We employ artificial insemination technicians, who breed cattle for farmers through BAIF’s many cattle development centers across India, reducing the need for farmers to invest in artificial insemination infrastructure. We are also working on introducing it for goats.

BAIF has since then expanded into other themes including agro-horti-forestry and natural resources management. Speaking to Ramprasad gives you the impression that BAIF is an organisation that cares deeply about the nitty-gritties of its work. This is all the more remarkable when you realize that BAIF is gigantic – it has touched four million families across 16 states.

Now BAIF is adopting imported sex-sorted semen technology to overcome the difficulties the farmers face when a male calf is born. The male calf is usually left astray and most often dies young or struggles all its life. With the sex-sorted semen technology, there is about 90 percent chance that the calf born is female, avoiding the miseries the male calves face.

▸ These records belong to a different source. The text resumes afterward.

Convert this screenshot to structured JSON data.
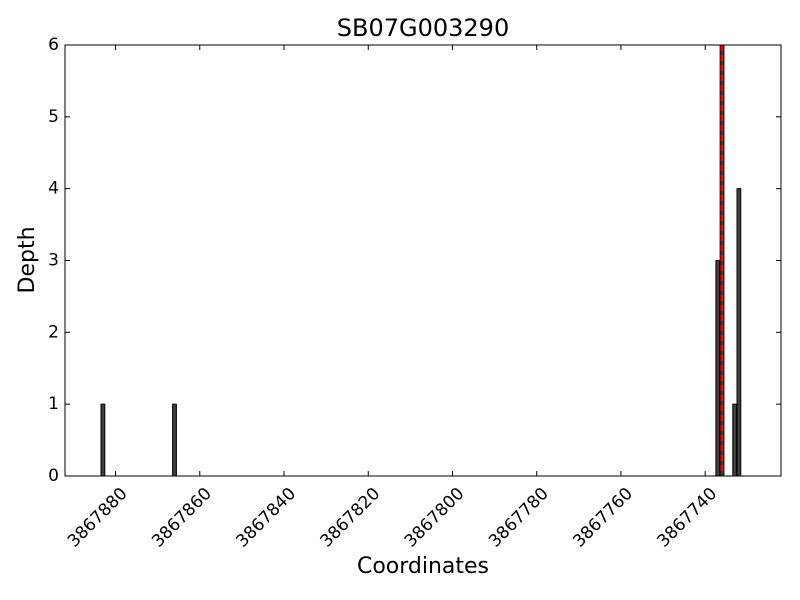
{
  "chart_data": {
    "type": "bar",
    "title": "SB07G003290",
    "xlabel": "Coordinates",
    "ylabel": "Depth",
    "x": [
      3867883,
      3867866,
      3867737,
      3867736,
      3867733,
      3867732
    ],
    "values": [
      1,
      1,
      3,
      6,
      1,
      4
    ],
    "color": "#3f3f3f",
    "xlim": [
      3867892,
      3867722
    ],
    "ylim": [
      0,
      6
    ],
    "xticks": [
      3867880,
      3867860,
      3867840,
      3867820,
      3867800,
      3867780,
      3867760,
      3867740
    ],
    "yticks": [
      0,
      1,
      2,
      3,
      4,
      5,
      6
    ],
    "marker_x": 3867736,
    "marker_color": "#ff0000",
    "grid": false
  }
}
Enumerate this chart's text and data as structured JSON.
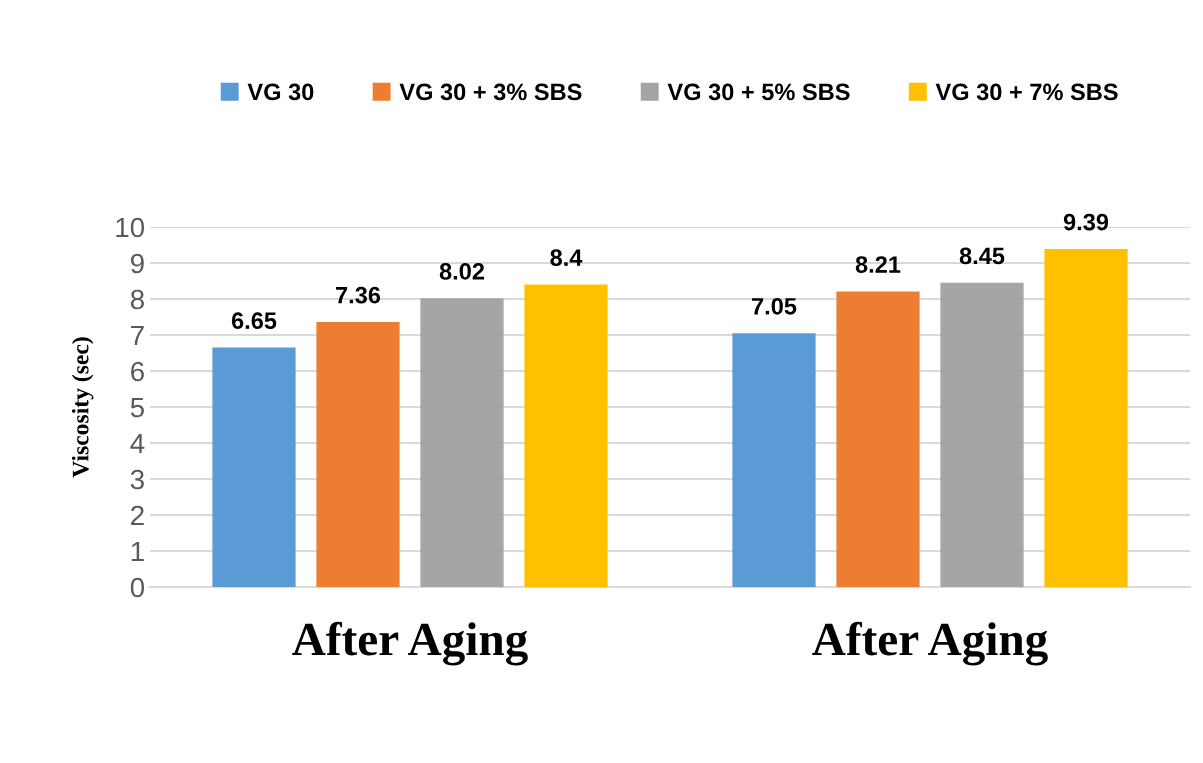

BAIF has now rolled out an app called BAIF Godhan Seva by mKRISHI® – to manage its artificial insemination programme. This service is powered by Tata Consultancy Services’ (TCS) mKRISHI® digital farming platform and is meant for artificial insemination technicians to maintain the animal wise breed data, monitor the cattle pregnancy cycle and offer better management practices to farmers. It is currently being used by 1000 technicians across 12 states.

“The service is helping livestock organisational performance management,” says Ramprasad. Future plans for the app are ambitious - BAIF plans to use the app for recording milk production. Ramprasad says,

This will gather very valuable data about livestock. It will help us understand which cows give the most milk across the lactation period, creating a strong and productive breed. This mechanism is being adopted with an aim to conserve indigenous pure breeds like Gir, Sahiwal, Dangi, etc.

BAIF is now planning to launch another app called mKRISHI® Pashudhan Mitra, which can be used by farmers directly. “The idea is to help farmers keep track of the artificial insemination cycle themselves,” Ramprasad says.

It turns out that these technologies and apps are among the tradition of innovation that BAIF fosters. “Long ago,” Ramprasad says,

BAIF made an innovation that revolutionised the dairy sector. Earlier, the farmer would have to take his cattle to the vet in order to avail artificial insemination, because transporting liquid nitrogen needed in the procedure was very difficult. BAIF created a small liquid nitrogen container that could be attached to a two-wheeler and brought artificial insemination services to the farmer’s doorstep. This has now been commonly adopted.

BAIF’s experience tells us about the importance of the experiences of organisations working at the grassroots. Its innovations are possible because of their familiarity with the problems Indian farmers are facing. As the adoption of newer technologies and digital services increase, their impact will be worth watching.